First G20 Finance Ministers and Central Bank Governors under India’s G20 Presidency meeting began in Bengaluru. PM Modi addressed the meeting via video message.


Key highlights of PM Modi’s speech

  • Raised the issue of unsustainable debt levels in many countries — PM Modi flagged the threat to financial viability of many countries from unsustainable debt levels.
  • Reform in multilateral institutions —
      • PM Modi said trust in international financial institutions has eroded “partly because they have been slow to reform themselves”.
      • In this context, he called upon the custodians of the leading economies and monetary systems of the world to bring back stability, confidence and growth to the global economy.
  • Highlighted after-effects of the Covid-19 pandemic — The Prime Minister said many countries, especially developing economies, are still coping with the after-effects of the Covid-19 pandemic, which delivered a once-in-a-century blow to the global economy.
  • Made a reference to the rising geopolitical tensions —
      • He also made a reference to the rising geopolitical tensions in different parts of the world, without naming the Russia-Ukraine war directly.
      • There are disruptions in global supply chains. Many societies are suffering due to rising prices. And, food and energy security have become major concerns across the world.
  • Attention must be given to the most vulnerable citizens — Only by creating an inclusive agenda, will the global economic leadership win back the confidence of the world.
  • Highlighted role of technology in the world of Finance —
      • In the world of finance, technology is increasingly dominant. During the pandemic, digital payments enabled contactless and seamless transactions.
      • PM cited India’s experience of creating a highly secure, highly trusted, and highly efficient public digital infrastructure.
      • He said that India’s digital payments ecosystem has been developed as a free public good.
      • This has radically transformed governance, financial inclusion, and ease-of-living in the country.

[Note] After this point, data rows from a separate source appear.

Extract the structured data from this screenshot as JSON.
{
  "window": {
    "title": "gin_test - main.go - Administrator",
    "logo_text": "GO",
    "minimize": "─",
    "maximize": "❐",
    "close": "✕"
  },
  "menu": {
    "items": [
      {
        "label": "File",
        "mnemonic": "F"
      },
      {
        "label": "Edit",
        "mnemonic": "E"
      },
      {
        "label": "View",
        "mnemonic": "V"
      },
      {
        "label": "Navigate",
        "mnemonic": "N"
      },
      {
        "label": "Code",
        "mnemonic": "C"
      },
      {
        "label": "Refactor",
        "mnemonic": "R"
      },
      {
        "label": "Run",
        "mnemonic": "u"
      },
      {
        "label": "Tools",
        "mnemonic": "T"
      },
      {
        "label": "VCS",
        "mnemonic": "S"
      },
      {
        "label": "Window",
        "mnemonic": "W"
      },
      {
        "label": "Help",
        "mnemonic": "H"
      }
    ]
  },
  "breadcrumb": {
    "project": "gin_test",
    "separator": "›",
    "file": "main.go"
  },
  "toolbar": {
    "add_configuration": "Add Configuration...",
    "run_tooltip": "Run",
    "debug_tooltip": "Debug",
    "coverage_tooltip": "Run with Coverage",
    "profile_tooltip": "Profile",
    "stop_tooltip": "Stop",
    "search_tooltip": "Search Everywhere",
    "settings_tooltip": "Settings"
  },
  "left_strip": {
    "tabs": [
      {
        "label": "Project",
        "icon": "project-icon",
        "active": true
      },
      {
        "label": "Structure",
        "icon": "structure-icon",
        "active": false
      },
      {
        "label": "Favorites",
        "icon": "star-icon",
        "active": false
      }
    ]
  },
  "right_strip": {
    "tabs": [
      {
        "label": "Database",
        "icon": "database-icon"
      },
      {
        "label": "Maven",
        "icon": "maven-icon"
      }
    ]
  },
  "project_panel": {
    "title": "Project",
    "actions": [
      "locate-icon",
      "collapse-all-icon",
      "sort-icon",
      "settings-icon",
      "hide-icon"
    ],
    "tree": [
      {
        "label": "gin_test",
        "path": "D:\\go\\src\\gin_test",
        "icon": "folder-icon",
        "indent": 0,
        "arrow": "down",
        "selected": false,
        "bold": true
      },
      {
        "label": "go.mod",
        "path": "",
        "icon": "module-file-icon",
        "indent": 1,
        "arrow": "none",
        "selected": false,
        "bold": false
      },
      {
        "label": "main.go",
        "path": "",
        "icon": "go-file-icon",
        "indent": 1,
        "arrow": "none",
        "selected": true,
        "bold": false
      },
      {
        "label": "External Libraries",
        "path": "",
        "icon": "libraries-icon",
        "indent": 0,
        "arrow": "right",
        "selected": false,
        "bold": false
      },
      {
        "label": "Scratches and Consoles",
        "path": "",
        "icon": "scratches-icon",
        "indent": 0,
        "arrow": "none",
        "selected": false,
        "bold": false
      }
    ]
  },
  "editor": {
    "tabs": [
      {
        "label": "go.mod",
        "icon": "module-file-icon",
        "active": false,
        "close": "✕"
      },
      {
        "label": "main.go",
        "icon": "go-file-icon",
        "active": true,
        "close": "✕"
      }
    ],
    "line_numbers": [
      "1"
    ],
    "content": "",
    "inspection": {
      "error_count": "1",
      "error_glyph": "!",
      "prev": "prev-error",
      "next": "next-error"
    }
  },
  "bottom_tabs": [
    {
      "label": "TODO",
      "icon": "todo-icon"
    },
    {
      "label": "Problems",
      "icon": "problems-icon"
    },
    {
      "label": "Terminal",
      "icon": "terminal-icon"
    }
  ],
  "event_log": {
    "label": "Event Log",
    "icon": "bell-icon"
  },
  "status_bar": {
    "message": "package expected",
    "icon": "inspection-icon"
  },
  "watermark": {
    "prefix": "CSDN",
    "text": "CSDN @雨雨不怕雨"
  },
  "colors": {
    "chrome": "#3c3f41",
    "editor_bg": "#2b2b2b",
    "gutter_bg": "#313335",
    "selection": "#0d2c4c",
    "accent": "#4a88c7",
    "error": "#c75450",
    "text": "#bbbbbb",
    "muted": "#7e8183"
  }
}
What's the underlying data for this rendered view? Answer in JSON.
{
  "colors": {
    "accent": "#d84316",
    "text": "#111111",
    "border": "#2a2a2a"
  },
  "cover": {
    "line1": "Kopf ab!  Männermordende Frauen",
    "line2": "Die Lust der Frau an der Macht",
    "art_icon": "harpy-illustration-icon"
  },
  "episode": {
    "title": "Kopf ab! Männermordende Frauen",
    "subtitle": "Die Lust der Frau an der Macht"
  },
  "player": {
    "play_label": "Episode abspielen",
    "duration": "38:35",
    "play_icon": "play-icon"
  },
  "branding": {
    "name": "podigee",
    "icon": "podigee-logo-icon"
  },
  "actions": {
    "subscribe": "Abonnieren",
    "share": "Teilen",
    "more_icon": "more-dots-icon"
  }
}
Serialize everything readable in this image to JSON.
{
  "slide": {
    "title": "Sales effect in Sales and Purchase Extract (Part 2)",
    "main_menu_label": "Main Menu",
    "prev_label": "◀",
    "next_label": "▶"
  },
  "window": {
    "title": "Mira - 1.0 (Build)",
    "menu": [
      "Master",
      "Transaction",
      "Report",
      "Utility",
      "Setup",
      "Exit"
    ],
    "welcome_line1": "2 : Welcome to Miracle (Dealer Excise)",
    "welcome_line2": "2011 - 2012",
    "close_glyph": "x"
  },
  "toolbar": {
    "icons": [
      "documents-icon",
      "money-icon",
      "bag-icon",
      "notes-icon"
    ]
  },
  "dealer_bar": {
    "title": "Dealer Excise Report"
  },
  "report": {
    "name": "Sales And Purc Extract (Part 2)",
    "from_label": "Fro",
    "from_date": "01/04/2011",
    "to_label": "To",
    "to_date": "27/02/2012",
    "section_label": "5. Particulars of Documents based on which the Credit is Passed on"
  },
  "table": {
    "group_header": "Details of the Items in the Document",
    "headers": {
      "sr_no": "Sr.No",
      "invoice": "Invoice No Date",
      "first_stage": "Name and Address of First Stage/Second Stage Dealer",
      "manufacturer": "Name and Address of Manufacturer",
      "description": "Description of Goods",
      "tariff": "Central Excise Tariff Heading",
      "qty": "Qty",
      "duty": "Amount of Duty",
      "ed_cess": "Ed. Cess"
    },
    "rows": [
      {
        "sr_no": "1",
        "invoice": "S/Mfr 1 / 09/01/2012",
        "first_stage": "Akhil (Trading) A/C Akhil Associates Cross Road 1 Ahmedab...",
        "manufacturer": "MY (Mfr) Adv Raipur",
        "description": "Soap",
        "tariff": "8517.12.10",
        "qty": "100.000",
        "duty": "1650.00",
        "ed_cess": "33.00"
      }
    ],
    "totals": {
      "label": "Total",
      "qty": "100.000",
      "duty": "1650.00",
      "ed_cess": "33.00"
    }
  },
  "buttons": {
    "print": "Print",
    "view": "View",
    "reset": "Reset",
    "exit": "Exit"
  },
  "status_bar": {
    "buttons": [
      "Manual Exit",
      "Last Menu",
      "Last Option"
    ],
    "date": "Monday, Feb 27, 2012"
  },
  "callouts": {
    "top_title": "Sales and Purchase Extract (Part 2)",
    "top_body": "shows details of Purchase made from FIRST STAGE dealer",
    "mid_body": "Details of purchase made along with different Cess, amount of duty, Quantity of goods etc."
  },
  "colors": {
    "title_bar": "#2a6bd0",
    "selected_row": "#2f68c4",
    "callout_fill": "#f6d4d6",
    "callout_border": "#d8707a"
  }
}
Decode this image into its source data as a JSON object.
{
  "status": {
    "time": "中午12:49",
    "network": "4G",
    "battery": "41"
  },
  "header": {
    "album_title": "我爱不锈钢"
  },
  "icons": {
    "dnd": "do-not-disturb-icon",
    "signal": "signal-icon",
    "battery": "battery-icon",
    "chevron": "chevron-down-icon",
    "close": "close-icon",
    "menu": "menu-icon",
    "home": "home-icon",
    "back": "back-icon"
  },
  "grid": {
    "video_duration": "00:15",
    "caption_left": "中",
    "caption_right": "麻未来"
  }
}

How big is the issue of unsustainable debt levels in many countries?

  • According to a new policy brief published by the United Nations Development Programme (UNDP), 52 low and middle-income developing economies are either in debt distress or at high risk of debt distress.
      • This accounts for more than 40 percent of the world’s poorest people.
  • 25 developing economy governments have external debt service payments higher than 20 percent of total revenue – the highest number of countries in more than 20 years.
      • External debt is the portion of a country’s debt that is borrowed from foreign lenders, including commercial banks, governments, or international financial institutions.
      • Debt service refers to the money required to pay the principal and interest on an outstanding debt for a particular period of time.
  • The UNDP report added that a 30 percent haircut on their public external debt stock in 2021 could help save up to $148 billion in debt service payments over eight years.
      • Specific to debt restructuring, a haircut is the reduction of outstanding interest payments or a portion of a bond payable that will not be repaid.
      • In other words, a debt haircut refers to part of the debt being “written off”.
      • For e.g. When a bank takes a ‘haircut‘, it means it accepts less than what was due in a particular loan account.
  • In December 2022, World Bank had said that the world’s poorest countries owe $62 billion in annual debt service, a year-on-year increase of 35%, warning of a rising risk of defaults.
  • India’s neighbours Sri Lanka, Bangladesh and Pakistan have sought a bailout from the IMF over the past year due to a sharp economic slowdown caused by the Covid-19 pandemic and the Russia-Ukraine war.


Steps taken by world leaders to address the issue –

  • Debt restructuring along with inflation control and harnessing digital progress were also listed as crucial policy priorities by IMF.
  • Under the G20 Presidency, India has been pressing for ways to tackle the aggravated debt vulnerabilities facing developing nations mainly on account of the continuing geopolitical tensions and the pandemic.
  • In order to help vulnerable countries, creditors are preferring to have a haircut (debt forgiveness).
  • On the other hand, there are group of countries, led by China, who are using rescheduling with lower interest rates as to tool to help these vulnerable countries.